DOJ secures guilty plea in attempted hate crime attack on Florida synagogue

A Florida man who federal authorities say planned to bomb a Jewish synagogue pleaded guilty Wednesday to a federal hate crime and attempting to use a weapon of mass destruction.

The timing of Justice Department’s announcement of James Gonzalo Medina’s guilty plea struck a chord during a week plagued by the aftermath of deadly violence in Charlottesville, Virginia, over the weekend.

The FBI launched an investigation into Medina in 2016 after authorities learned he had expressed anti-Semitic views with associates and discussed plans to attack the Aventura Turnberry Jewish Center in southern Florida, according to court filings.

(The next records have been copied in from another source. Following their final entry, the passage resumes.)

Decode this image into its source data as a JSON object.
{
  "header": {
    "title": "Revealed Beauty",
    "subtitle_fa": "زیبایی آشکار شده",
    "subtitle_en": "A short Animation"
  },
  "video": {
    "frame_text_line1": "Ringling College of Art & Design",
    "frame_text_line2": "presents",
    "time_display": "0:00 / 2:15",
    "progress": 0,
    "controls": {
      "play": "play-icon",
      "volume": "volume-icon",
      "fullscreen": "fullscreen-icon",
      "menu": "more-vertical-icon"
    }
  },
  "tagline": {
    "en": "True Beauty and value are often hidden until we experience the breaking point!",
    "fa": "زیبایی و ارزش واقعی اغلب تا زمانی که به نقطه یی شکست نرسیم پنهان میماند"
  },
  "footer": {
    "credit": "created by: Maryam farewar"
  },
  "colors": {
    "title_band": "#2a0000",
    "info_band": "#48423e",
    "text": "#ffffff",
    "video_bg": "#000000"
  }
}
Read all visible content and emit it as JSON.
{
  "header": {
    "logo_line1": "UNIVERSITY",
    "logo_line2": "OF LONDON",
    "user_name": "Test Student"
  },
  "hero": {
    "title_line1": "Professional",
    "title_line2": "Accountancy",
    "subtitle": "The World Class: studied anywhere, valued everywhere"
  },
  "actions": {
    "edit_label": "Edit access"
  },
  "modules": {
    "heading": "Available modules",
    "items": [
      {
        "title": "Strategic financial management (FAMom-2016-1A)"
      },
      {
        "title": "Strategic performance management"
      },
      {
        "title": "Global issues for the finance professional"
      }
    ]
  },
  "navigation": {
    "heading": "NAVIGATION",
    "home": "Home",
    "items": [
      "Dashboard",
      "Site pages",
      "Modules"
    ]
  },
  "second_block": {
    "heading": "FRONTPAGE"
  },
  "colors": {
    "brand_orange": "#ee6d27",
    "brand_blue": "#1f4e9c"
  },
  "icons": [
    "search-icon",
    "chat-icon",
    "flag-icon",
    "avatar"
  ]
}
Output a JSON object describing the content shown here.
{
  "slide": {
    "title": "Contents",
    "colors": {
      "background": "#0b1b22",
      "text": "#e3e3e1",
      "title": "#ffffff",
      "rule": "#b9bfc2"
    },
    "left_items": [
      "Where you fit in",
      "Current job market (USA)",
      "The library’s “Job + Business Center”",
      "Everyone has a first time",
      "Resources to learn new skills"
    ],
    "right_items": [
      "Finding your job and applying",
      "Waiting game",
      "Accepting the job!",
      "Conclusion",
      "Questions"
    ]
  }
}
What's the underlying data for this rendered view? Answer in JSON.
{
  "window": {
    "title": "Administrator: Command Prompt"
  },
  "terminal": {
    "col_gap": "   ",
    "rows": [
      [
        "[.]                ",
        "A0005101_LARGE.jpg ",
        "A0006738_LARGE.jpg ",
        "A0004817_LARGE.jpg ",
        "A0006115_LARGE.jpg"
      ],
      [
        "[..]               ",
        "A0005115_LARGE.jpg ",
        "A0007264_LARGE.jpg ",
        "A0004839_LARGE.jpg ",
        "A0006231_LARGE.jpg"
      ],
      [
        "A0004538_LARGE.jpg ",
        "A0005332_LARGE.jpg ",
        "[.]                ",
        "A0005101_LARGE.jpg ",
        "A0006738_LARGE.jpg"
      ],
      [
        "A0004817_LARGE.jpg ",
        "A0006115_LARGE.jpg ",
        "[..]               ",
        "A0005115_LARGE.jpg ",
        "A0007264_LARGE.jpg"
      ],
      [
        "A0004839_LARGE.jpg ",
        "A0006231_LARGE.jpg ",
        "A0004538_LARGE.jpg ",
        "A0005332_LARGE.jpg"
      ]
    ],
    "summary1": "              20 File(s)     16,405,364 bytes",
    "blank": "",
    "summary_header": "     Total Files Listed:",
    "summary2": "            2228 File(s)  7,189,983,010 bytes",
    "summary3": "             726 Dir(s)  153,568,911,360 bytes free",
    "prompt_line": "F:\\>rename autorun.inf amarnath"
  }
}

Authorities say Medina scoped out the synagogue for potential vulnerabilities, told a confidential source that a Jewish holiday would be a “good day” to carry out the bomb attack, and then later procured what he believed to be an explosive device from an undercover agent.

“When asked whether he knew that if the attack succeeded, that people may have died, (Medina) responded, ‘whatever happens,'” prosecutors said in the complaint.

Attorney General Jeff Sessions’ handling of hate crime investigations has come into sharp focus this week, as the Justice Department opened a high-profile civil rights investigation after authorities say an Ohio man drove his Dodge Challenger into a crowd of people in Charlottesville, killing one woman and injuring others.

Sessions told NBC’s Pete Williams that no decision has been made yet on whether to charge the driver, James Fields, with a federal hate crime or some other charge.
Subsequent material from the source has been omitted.